On Sunday we got to meet some American friends from Chicago/Indianapolis and joined them from a few meals, church, and an epic Kenyan premier league soccer game (which our team Gor Mahia won 1-0). So that brings us to today, sorry for the length, but we actually left out many stories which you will have to ask us about in person. We appreciate your continued prayers, thoughts, and interests in keeping up with this blog. Tune in next week for another update from Kenya CTM.
We left Seattle on June 26th, and arrived two days later in Nairobi, Kenya. There we were met by Gideon and Shem, two Kenyans who have become good friends. We spent the first week exploring the city and being introduced to the slums. There are numerous ministries in the area, including: Center for Transforming Mission in Kibera (our main connection), the Inspiration Center in Mathari, Goldmines in Kibera, and Tumaine in Kibera. A large amount of time has been spent with Kaylie, who is a 24-year old American from Maryland, and Shem, who is a Luo Kenyan who grew up in Kibera. The three of us are living in the same bedroom and have a host family. This family includes Alfred and Carol Mwalo, who are probably in their 30s, a 15 month old baby named Gweth, who is the sunshine of our day, and Janet, who is the 25 year old live-in nanny/housekeeper/cook/Swahili teacher/friend.
Since Kenya was a British colony, they drive on the not right side of the road. Lanes are unheard of, and safety is questionable at best. Dan Yockey was seconds from getting his kneecaps blown out by an oncoming car just earlier today! They didn’t even bother slowing down or honking. This is a common experience and makes travel that much more exciting! Our main mode of transportation has been the matatu, which is a run-down van that might seat 7 in the United States and commonly has at least 16 people. These drivers are aggressive to the point of crossing the median to the wrong side of the highway as a shortcut and charge the equivalent of 25 to 75 cents per passenger depending on the color of their skin.
So far no one has gotten sick from any of the food, though Yockey has been more risky with what he has eaten.
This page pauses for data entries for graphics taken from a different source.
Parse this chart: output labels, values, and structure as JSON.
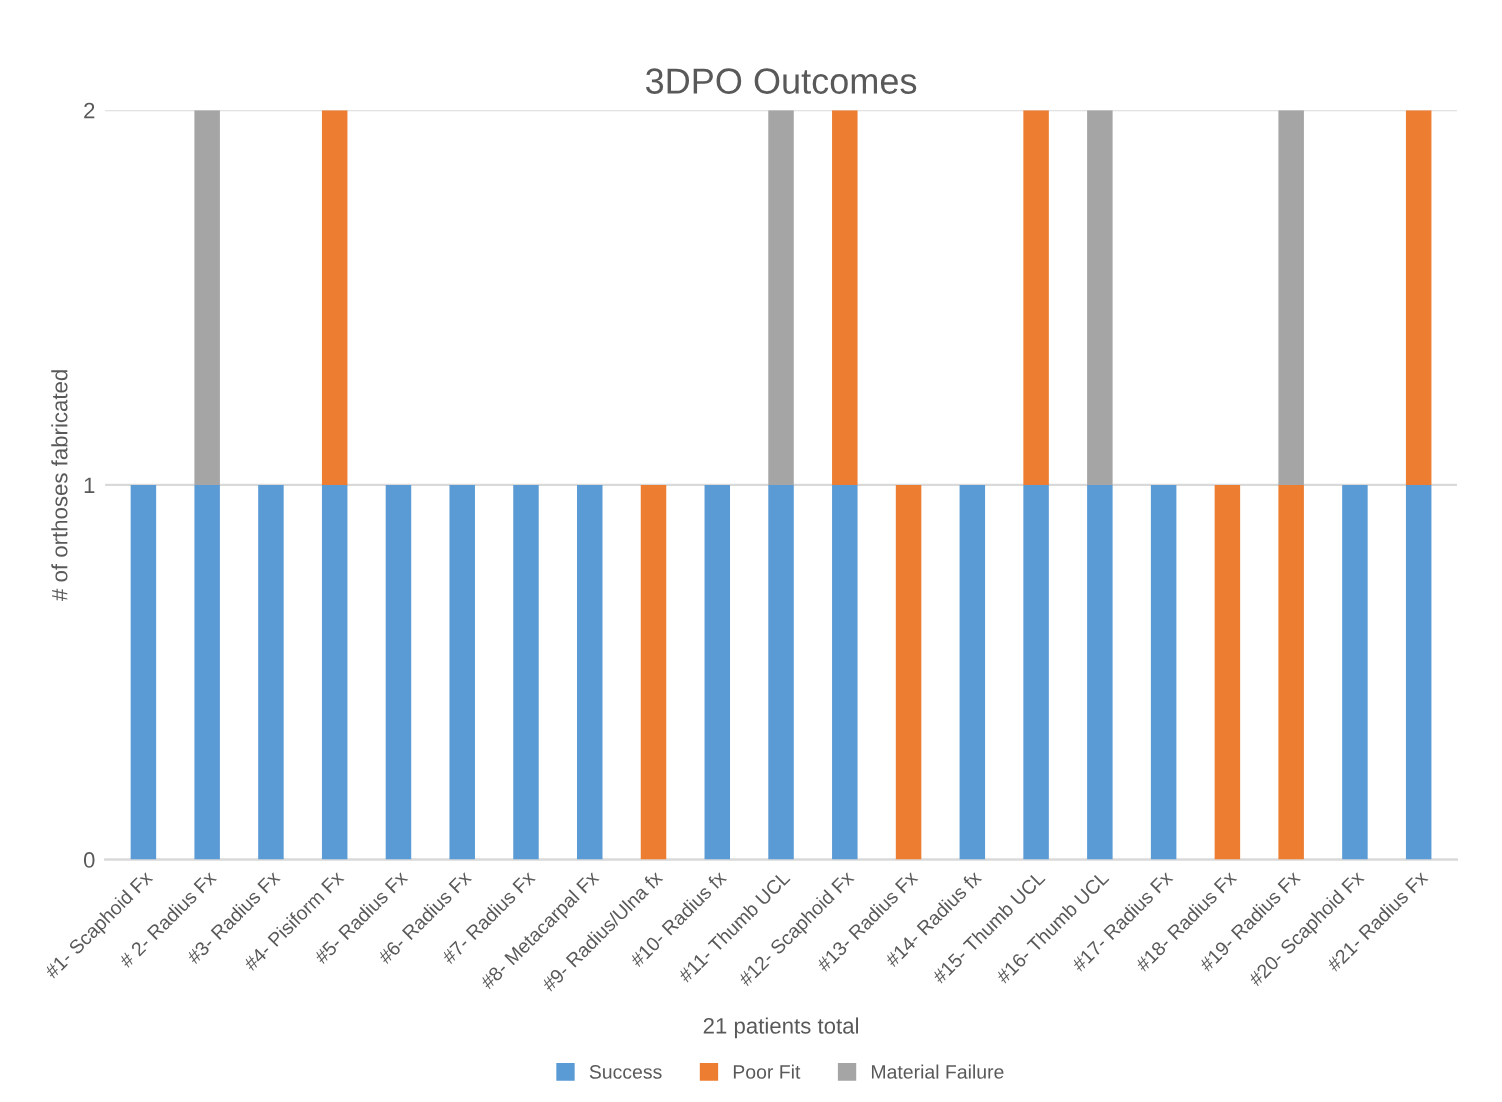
{
  "chart_data": {
    "type": "bar",
    "stacked": true,
    "title": "3DPO Outcomes",
    "xlabel": "21 patients total",
    "ylabel": "# of orthoses fabricated",
    "categories": [
      "#1- Scaphoid Fx",
      "# 2- Radius Fx",
      "#3- Radius Fx",
      "#4- Pisiform Fx",
      "#5- Radius Fx",
      "#6- Radius Fx",
      "#7- Radius Fx",
      "#8- Metacarpal Fx",
      "#9- Radius/Ulna fx",
      "#10- Radius fx",
      "#11- Thumb UCL",
      "#12- Scaphoid Fx",
      "#13- Radius Fx",
      "#14- Radius fx",
      "#15- Thumb UCL",
      "#16- Thumb UCL",
      "#17- Radius Fx",
      "#18- Radius Fx",
      "#19- Radius Fx",
      "#20- Scaphoid Fx",
      "#21- Radius Fx"
    ],
    "series": [
      {
        "name": "Success",
        "color": "#5b9bd5",
        "values": [
          1,
          1,
          1,
          1,
          1,
          1,
          1,
          1,
          0,
          1,
          1,
          1,
          0,
          1,
          1,
          1,
          1,
          0,
          0,
          1,
          1
        ]
      },
      {
        "name": "Poor Fit",
        "color": "#ed7d31",
        "values": [
          0,
          0,
          0,
          1,
          0,
          0,
          0,
          0,
          1,
          0,
          0,
          1,
          1,
          0,
          1,
          0,
          0,
          1,
          1,
          0,
          1
        ]
      },
      {
        "name": "Material Failure",
        "color": "#a5a5a5",
        "values": [
          0,
          1,
          0,
          0,
          0,
          0,
          0,
          0,
          0,
          0,
          1,
          0,
          0,
          0,
          0,
          1,
          0,
          0,
          1,
          0,
          0
        ]
      }
    ],
    "ylim": [
      0,
      2
    ],
    "yticks": [
      0,
      1,
      2
    ],
    "grid": "y",
    "legend": "bottom"
  }
}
Common foods are Ugali (cornmesh), Chapati (delicious fried flat bread), Sukuma Wiki (spinach – Yockey’s fav), Dengu (Green Grub – Jon’s fav), rice, and real Chai Tea. Some stranger foods have been cow intestines, entire fish, and Changa (which is the slum moonshine that makes you blind and then die (potentially)). Tap water is not safe to drink for us, so we have to boil everything and very often simply purchase bottled water. Our choice of soda is limited to Fanta, Sprite, Coke, Bitter Lemon, and a deliciously strong ginger ale called Stoney. The food has all been delicious and also very cheap when purchased in the slums. So much for losing weight in Kenya…
Kenya is a very Christian nation and has churches everywhere. In the slums, it is said that there are more churches than toilets. We plan to visit many churches, but have only had the opportunity to see one. Nairobi Chapel was a more wealthy church in a large circus tent that had a sermon on adoption as a solution to the problem of the high population of orphans. They were very welcoming and it was a marvelous experience.
Kenya has been much more than we expected, as the slums were larger and the people more friendly than we could have imagined. All the people we meet are very interested in relationships and have loved hearing about life in the United States. Kenyan culture respects and emulates American culture in many ways and the people absolutely love Obama, who seems to be the brother of everyone we meet. The children have been a blast and will instantly start singing “How are you?” in repetition upon seeing white people. Rather than bore you with the deets, we’ll leave it at that for the time being.